Predictive Learning in R
Chapter 1 Preface
Predictive Modeling is a type of Machine Learning which itself is a sub branch of Artificial Intelligence. The following graphic provides us with some history of these domains. This is helpful if you are trying to orient yourself in the world of analytics and machine learning. Note that AI has been around for quite some time. The Wikipedia definition of AI is:
The study of “intelligent agents”: any device that perceives its environment and takes actions that maximize its chance of successfully achieving its goals
1.1 Machine Learning
Machine Learning relies upon “patterns and inference”" to “perform a specific task without using explicit instructions”. It is a form of Applied AI that attempts to automatically learn from experience without being explicitly programmed. Think of Predictive Modeling as a subset of this which falls into two categories:
Supervised
Algorithms that build a model on a set of data containing both the inputs and the desired outputs (“labels” or known numeric values). When you want to map input to known output labels. Build a model that, when applied to “new” data, will hopefully predict the correct label.
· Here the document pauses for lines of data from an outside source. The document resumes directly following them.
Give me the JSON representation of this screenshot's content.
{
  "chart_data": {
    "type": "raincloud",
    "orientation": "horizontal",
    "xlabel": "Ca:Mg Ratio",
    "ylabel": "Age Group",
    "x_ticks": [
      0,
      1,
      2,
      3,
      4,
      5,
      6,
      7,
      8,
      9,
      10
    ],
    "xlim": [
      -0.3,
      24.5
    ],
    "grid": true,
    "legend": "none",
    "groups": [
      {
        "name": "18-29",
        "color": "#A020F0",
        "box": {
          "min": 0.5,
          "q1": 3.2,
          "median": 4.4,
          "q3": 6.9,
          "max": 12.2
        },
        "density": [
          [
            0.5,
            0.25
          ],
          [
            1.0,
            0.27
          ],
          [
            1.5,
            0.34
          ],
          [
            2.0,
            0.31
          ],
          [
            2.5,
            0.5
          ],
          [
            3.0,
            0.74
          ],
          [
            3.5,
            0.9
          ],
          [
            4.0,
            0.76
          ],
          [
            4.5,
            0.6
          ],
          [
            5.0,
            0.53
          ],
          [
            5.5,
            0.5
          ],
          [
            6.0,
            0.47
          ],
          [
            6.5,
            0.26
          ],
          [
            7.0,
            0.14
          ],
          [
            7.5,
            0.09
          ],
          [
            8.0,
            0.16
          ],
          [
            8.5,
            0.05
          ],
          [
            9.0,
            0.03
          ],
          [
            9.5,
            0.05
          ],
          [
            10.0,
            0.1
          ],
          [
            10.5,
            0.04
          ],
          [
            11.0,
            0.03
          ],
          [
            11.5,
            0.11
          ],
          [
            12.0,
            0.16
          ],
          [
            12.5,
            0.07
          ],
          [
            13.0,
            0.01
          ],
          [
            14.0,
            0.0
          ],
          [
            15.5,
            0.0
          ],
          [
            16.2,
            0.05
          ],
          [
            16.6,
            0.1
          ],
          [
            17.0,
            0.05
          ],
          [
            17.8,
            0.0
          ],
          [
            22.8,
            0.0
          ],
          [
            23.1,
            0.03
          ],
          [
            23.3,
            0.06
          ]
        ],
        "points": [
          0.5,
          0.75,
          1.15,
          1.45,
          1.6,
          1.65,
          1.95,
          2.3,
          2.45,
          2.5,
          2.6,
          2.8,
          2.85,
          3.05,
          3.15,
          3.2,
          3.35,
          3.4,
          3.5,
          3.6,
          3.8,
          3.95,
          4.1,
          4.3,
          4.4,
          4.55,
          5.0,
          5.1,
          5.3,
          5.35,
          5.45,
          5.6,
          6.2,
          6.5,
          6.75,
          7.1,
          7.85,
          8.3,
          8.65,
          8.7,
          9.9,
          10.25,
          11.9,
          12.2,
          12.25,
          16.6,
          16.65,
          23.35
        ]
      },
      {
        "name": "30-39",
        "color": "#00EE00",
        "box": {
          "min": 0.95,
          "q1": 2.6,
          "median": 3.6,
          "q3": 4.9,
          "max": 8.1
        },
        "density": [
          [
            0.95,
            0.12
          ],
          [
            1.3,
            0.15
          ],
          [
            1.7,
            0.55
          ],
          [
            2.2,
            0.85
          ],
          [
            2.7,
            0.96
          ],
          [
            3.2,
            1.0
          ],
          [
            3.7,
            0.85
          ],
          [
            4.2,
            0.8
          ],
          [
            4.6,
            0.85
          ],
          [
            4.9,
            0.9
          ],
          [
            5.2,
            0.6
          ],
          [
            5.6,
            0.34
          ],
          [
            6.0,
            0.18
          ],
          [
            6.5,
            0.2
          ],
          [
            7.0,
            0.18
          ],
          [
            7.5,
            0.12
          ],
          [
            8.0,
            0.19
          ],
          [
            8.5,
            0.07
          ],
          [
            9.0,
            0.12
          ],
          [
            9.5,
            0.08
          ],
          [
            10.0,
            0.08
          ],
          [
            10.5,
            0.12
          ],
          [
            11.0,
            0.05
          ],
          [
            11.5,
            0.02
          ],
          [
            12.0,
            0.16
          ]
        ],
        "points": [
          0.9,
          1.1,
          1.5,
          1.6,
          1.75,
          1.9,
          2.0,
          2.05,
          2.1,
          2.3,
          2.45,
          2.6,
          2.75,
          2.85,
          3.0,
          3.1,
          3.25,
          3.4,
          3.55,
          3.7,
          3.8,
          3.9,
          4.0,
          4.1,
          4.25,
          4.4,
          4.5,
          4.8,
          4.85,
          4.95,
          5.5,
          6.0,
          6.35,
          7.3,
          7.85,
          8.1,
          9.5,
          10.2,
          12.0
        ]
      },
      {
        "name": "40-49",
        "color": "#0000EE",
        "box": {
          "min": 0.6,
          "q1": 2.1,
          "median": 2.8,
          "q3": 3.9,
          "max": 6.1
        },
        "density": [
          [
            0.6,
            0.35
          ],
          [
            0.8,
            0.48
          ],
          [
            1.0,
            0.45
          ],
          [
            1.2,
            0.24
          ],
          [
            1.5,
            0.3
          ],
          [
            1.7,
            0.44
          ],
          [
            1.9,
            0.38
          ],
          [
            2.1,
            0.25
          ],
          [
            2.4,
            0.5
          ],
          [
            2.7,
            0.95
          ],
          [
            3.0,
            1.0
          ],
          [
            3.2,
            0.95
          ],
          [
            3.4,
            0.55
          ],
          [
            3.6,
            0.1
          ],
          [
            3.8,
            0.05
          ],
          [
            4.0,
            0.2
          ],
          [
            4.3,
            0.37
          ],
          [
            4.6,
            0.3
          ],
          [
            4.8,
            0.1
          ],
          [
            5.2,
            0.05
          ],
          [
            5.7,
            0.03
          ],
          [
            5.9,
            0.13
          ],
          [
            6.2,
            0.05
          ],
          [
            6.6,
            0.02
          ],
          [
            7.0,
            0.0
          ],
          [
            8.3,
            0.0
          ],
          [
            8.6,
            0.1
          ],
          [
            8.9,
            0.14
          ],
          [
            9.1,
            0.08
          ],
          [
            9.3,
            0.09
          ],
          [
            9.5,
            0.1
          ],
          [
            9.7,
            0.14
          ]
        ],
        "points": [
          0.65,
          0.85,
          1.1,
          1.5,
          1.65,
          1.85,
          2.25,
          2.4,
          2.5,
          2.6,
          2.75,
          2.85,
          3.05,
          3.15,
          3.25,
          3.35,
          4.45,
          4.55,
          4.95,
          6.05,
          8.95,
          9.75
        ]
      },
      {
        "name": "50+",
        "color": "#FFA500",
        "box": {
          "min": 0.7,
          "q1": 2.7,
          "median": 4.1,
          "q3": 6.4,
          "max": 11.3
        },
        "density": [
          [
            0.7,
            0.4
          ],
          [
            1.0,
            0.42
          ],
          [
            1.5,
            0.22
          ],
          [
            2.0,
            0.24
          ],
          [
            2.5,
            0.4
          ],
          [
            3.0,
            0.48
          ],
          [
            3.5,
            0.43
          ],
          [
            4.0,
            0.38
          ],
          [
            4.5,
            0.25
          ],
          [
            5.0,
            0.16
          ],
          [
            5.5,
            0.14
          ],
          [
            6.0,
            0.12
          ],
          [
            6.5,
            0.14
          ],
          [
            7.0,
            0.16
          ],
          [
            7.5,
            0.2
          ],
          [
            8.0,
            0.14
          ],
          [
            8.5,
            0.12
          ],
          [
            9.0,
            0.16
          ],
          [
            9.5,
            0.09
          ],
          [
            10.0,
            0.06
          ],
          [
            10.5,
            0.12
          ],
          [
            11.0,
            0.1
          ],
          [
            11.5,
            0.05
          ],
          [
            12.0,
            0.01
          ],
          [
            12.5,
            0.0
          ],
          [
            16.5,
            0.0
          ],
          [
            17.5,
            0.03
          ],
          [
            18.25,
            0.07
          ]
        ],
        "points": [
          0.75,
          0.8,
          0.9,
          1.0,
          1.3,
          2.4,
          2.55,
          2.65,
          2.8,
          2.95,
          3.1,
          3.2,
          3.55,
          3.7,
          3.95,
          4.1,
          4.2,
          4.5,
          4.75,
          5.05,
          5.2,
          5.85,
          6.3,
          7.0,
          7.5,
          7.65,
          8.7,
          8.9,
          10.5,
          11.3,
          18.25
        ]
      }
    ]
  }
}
Some common techniques for Supervised learning include: Generalized Linear Models (GLM), Logistic Regression, Random Forests, Decision Trees, Neural Networks, Multivariate Adaptive Regression Splines (MARS), and K Nearest Neighbors.
Unsupervised
Algorithms that take a set of data that contains only inputs, and find structure in the data (e.g. clustering of data points)
Some common techniques for unsupervised learning include: hierarchical clustering, k-means clustering, mixture models, DBSCAN, Association Rules, Neural Networks
1.2 Predictive Modeling
This lecture is concerned primarily with Predictive Modeling. Some examples of Predictive Modeling include:
Predict current CD4 cell count of an HIV-positive patient using genome sequences
Predict Success of Grant Applications
Use attributes of chemical compounds to predict likelihood of hepatic injury
How many copies of a new book will sell ?
Will a customer change Internet Service Providers ?
In this domain there are generally two types of predictive models.
1.3 In-Sample vs Out-Of-Sample Error
The goal of predictive model is to generate models that can generalize to new data. It would be good if any model we generate could provide a good estimate of out of sample error. It’s easy to generate a model on an entire data set (in sample data) and then turn around and use that data for prediction. But how will it perform on new data ? Haven’t we just over trained our model ?
1.4 Performance Metrics
For either case (regression vs classification) we need some type of metric or measure to let us know how well a given model will work on new or unseen data - also known as “out of sample” data. for Classification problems we look at things like “sensitivity”, “specificity”, “accuracy”, and “Area Under Curve”.
For Quantitative outcomes, we look at things like Root Mean Square Error (RMSE) or Mean Absolute Error (MAE). Here is the formula for Root Mean Square Error (RMSE). P represents a vector of predictions and O represents a vector of the observed (true) values.
\[ RMSE = \sqrt\frac{\sum_i^n(P_i-O_i)^2}{n} \]
1.5 Black Box
The good news is that you can treat building predictive models as a “Black Box”. The bad news is that you can treat building predictive models as a “Black Box”.
It’s better to get up and running with building some models than it is to sit back and read how to do it. The process of assessing models and diagnosing them can be an in depth process thus I don’t wish to understate what it takes to do that. However, moving forward with some of the basic mechanics and concepts is good. One can always work with the individual methods or go to Section 6 to start with caret. The larger message is to get busy getting your hands dirty.